O TAXISTA

Geraldo voltava para casa após um dia exaustivo de trabalho. O dia todo atrás do volante de um táxi era muito cansativo e depois de quase doze horas de trabalho, Geraldo emfim podia voltar para o recesso do seu lar.

Enquanto dirigia, escutava a rádio Diário que a estas horas só tocava música romântica e antiga, as preferidas do taxista. A noite estava fresca e uma garoa fina caia sem parar.

-Oh! Chuvinha! – exclamou Geraldo, entre satisfeito e agradecido por estar voltando para casa.

A hora regulava entre meia noite, meia-noite e trinta. Ele passava pelo trecho da rodovia SC 401, vinha dirigindo devagar como sempre, quando em frente ao cemitério Jardim da paz estava uma moça. Encharcada da cabeça aos pés. Geraldo resolveu parar o táxi.

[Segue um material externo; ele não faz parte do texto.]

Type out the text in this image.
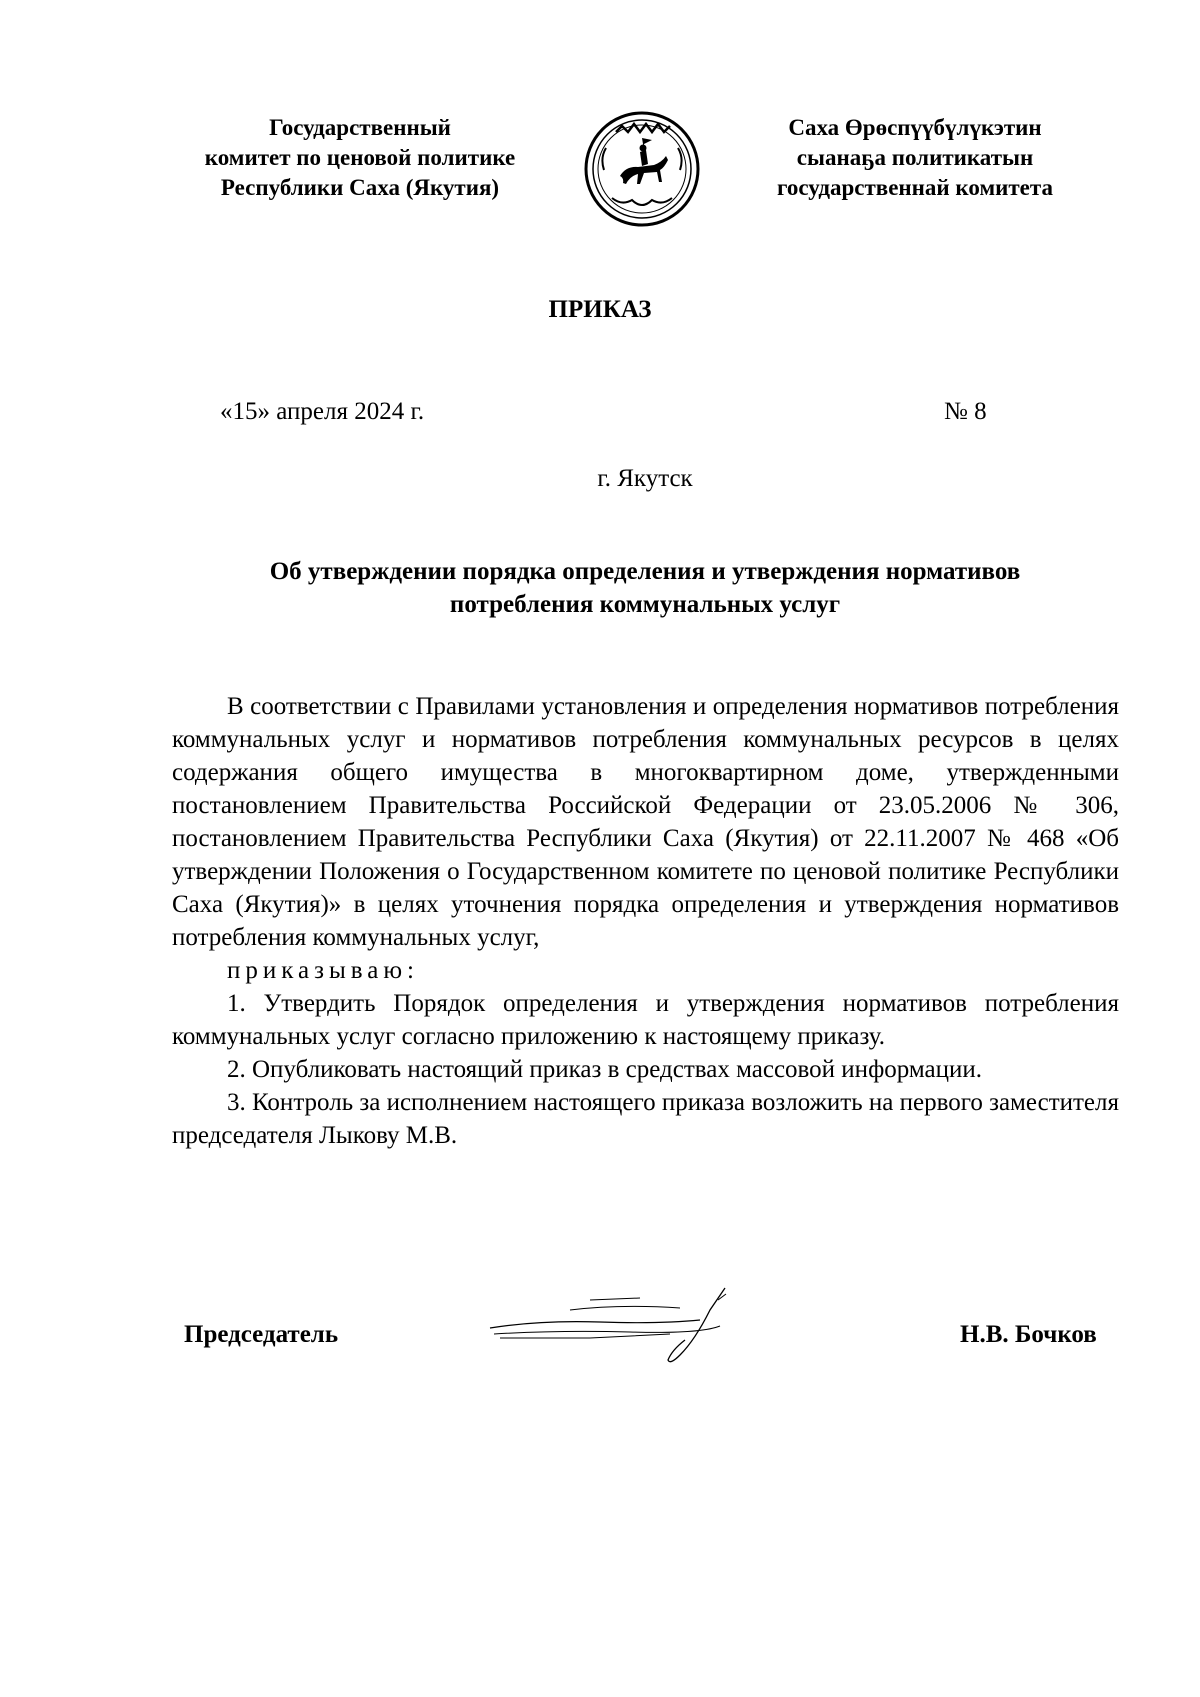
Государственный
комитет по ценовой политике
Республики Саха (Якутия)
Саха Өрөспүүбүлүкэтин
сыанаҕа политикатын
государственнай комитета
ПРИКАЗ
«15» апреля 2024 г.	№ 8
г. Якутск
Об утверждении порядка определения и утверждения нормативов
потребления коммунальных услуг

В соответствии с Правилами установления и определения нормативов потребления коммунальных услуг и нормативов потребления коммунальных ресурсов в целях содержания общего имущества в многоквартирном доме, утвержденными постановлением Правительства Российской Федерации от 23.05.2006 № 306, постановлением Правительства Республики Саха (Якутия) от 22.11.2007 № 468 «Об утверждении Положения о Государственном комитете по ценовой политике Республики Саха (Якутия)» в целях уточнения порядка определения и утверждения нормативов потребления коммунальных услуг,

приказываю:

1. Утвердить Порядок определения и утверждения нормативов потребления коммунальных услуг согласно приложению к настоящему приказу.

2. Опубликовать настоящий приказ в средствах массовой информации.

3. Контроль за исполнением настоящего приказа возложить на первого заместителя председателя Лыкову М.В.

Председатель	Н.В. Бочков
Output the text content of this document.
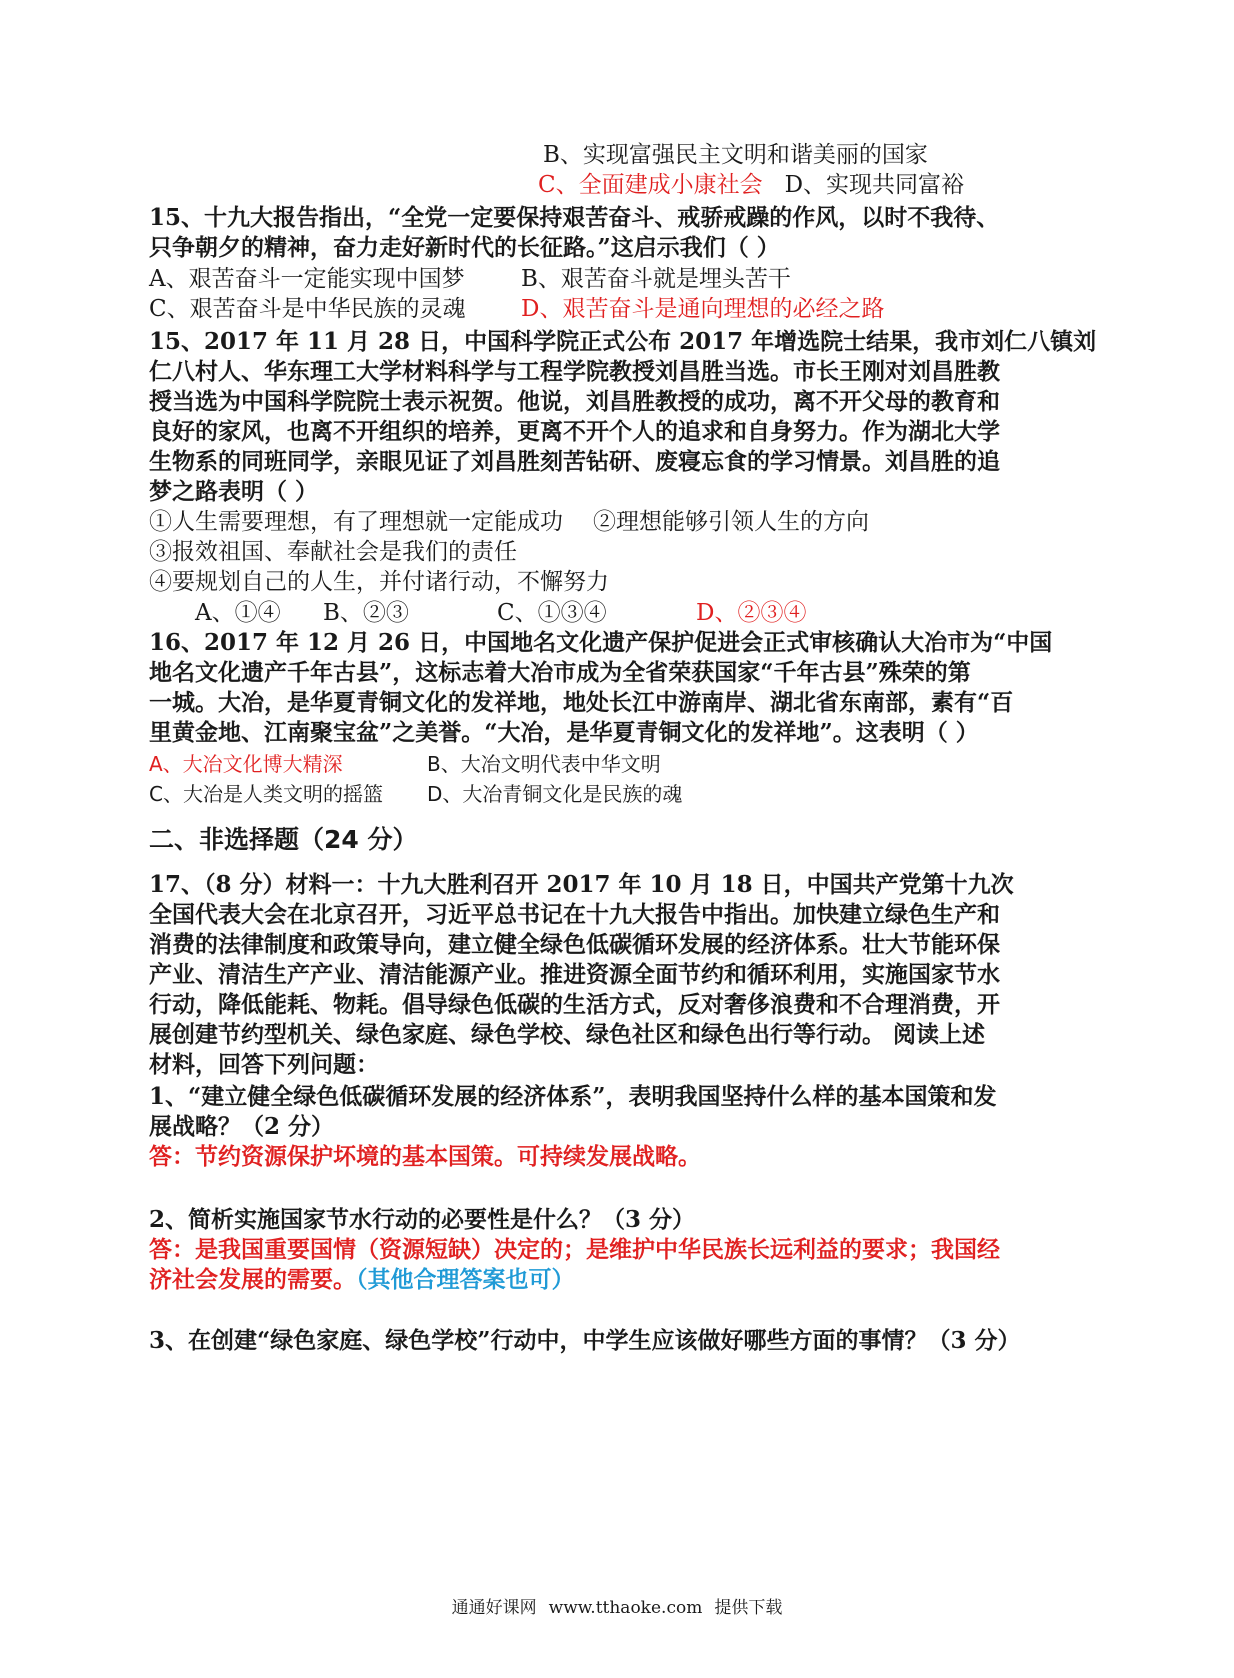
B、实现富强民主文明和谐美丽的国家
C、全面建成小康社会 D、实现共同富裕
15、十九大报告指出，“全党一定要保持艰苦奋斗、戒骄戒躁的作风，以时不我待、
只争朝夕的精神，奋力走好新时代的长征路。”这启示我们（ ）
A、艰苦奋斗一定能实现中国梦 B、艰苦奋斗就是埋头苦干
C、艰苦奋斗是中华民族的灵魂 D、艰苦奋斗是通向理想的必经之路
15、2017 年 11 月 28 日，中国科学院正式公布 2017 年增选院士结果，我市刘仁八镇刘
仁八村人、华东理工大学材料科学与工程学院教授刘昌胜当选。市长王刚对刘昌胜教
授当选为中国科学院院士表示祝贺。他说，刘昌胜教授的成功，离不开父母的教育和
良好的家风，也离不开组织的培养，更离不开个人的追求和自身努力。作为湖北大学
生物系的同班同学，亲眼见证了刘昌胜刻苦钻研、废寝忘食的学习情景。刘昌胜的追
梦之路表明（ ）
①人生需要理想，有了理想就一定能成功 ②理想能够引领人生的方向
③报效祖国、奉献社会是我们的责任
④要规划自己的人生，并付诸行动，不懈努力
A、①④ B、②③	C、①③④	D、②③④
16、2017 年 12 月 26 日，中国地名文化遗产保护促进会正式审核确认大冶市为“中国
地名文化遗产千年古县”，这标志着大冶市成为全省荣获国家“千年古县”殊荣的第
一城。大冶，是华夏青铜文化的发祥地，地处长江中游南岸、湖北省东南部，素有“百
里黄金地、江南聚宝盆”之美誉。“大冶，是华夏青铜文化的发祥地”。这表明（ ）
A、大冶文化博大精深	B、大冶文明代表中华文明
C、大冶是人类文明的摇篮 D、大冶青铜文化是民族的魂
二、非选择题（24 分）
17、（8 分）材料一：十九大胜利召开 2017 年 10 月 18 日，中国共产党第十九次
全国代表大会在北京召开，习近平总书记在十九大报告中指出。加快建立绿色生产和
消费的法律制度和政策导向，建立健全绿色低碳循环发展的经济体系。壮大节能环保
产业、清洁生产产业、清洁能源产业。推进资源全面节约和循环利用，实施国家节水
行动，降低能耗、物耗。倡导绿色低碳的生活方式，反对奢侈浪费和不合理消费，开
展创建节约型机关、绿色家庭、绿色学校、绿色社区和绿色出行等行动。 阅读上述
材料，回答下列问题：
1、“建立健全绿色低碳循环发展的经济体系”，表明我国坚持什么样的基本国策和发
展战略？（2 分）
答：节约资源保护坏境的基本国策。可持续发展战略。
2、简析实施国家节水行动的必要性是什么？（3 分）
答：是我国重要国情（资源短缺）决定的；是维护中华民族长远利益的要求；我国经
济社会发展的需要。（其他合理答案也可）
3、在创建“绿色家庭、绿色学校”行动中，中学生应该做好哪些方面的事情？（3 分）
通通好课网 www.tthaoke.com 提供下载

Ao parar Geraldo abriu o vidro colocou a cabeça pra fora e chamou:

-Oh moça!

A moça que aparentava ter uns dezoito dezenove anos, estatura mediana, olhos e cabelos castanhos curtos. Trajava um vestido florido azul escuro com uma estampa de flores bem miudinhas. Ela estava no outro lado da rua, portanto Geraldo não sabia qual o destino da moça.

-Está indo pra onde?

Ela apontou com o dedo indicador para o lado que Geraldo estava justamente indo.

-Quer uma carona?

A moça fez que sim com a cabeça e atravessou a rodovia. Geraldo abriu a porta do carona, ela timidamente sentou.

-O que fazia a esta hora na frente do cemitério? – indagou Geraldo assim que ela se acomodou no assento ao lado de Geraldo.

--Todos os dias eu estou por aqui. – respondeu.

-O que faz? Trabalha no Jornal? – indagou referindo-se ao Jornal O Estado que ficava na frente do cemitério.

Ela fez que não com a cabeça. Parecia um tanto arredia e por isso Geraldo resolveu não mais perturbar a moça com esta pergunta. Afinal ela fazia da vida dela o bem entendia. Geraldo não tinha nada a ver com o fato dela estar parada aquelas horas perto do cemitério.

-Como se chama?

-Sandra. – respondeu.

-Onde mora?

-Pra lá. – disse.

-Quando estivermos perto você me avisa.

Sandra meneou a cabeça positivamente.

-Tá com fome? – tornou Geraldo

Ela tornou a fazer que sim.

-Tem um sanduíche de pão com mortadela ai dentro do porta-luvas. Fica a vontade.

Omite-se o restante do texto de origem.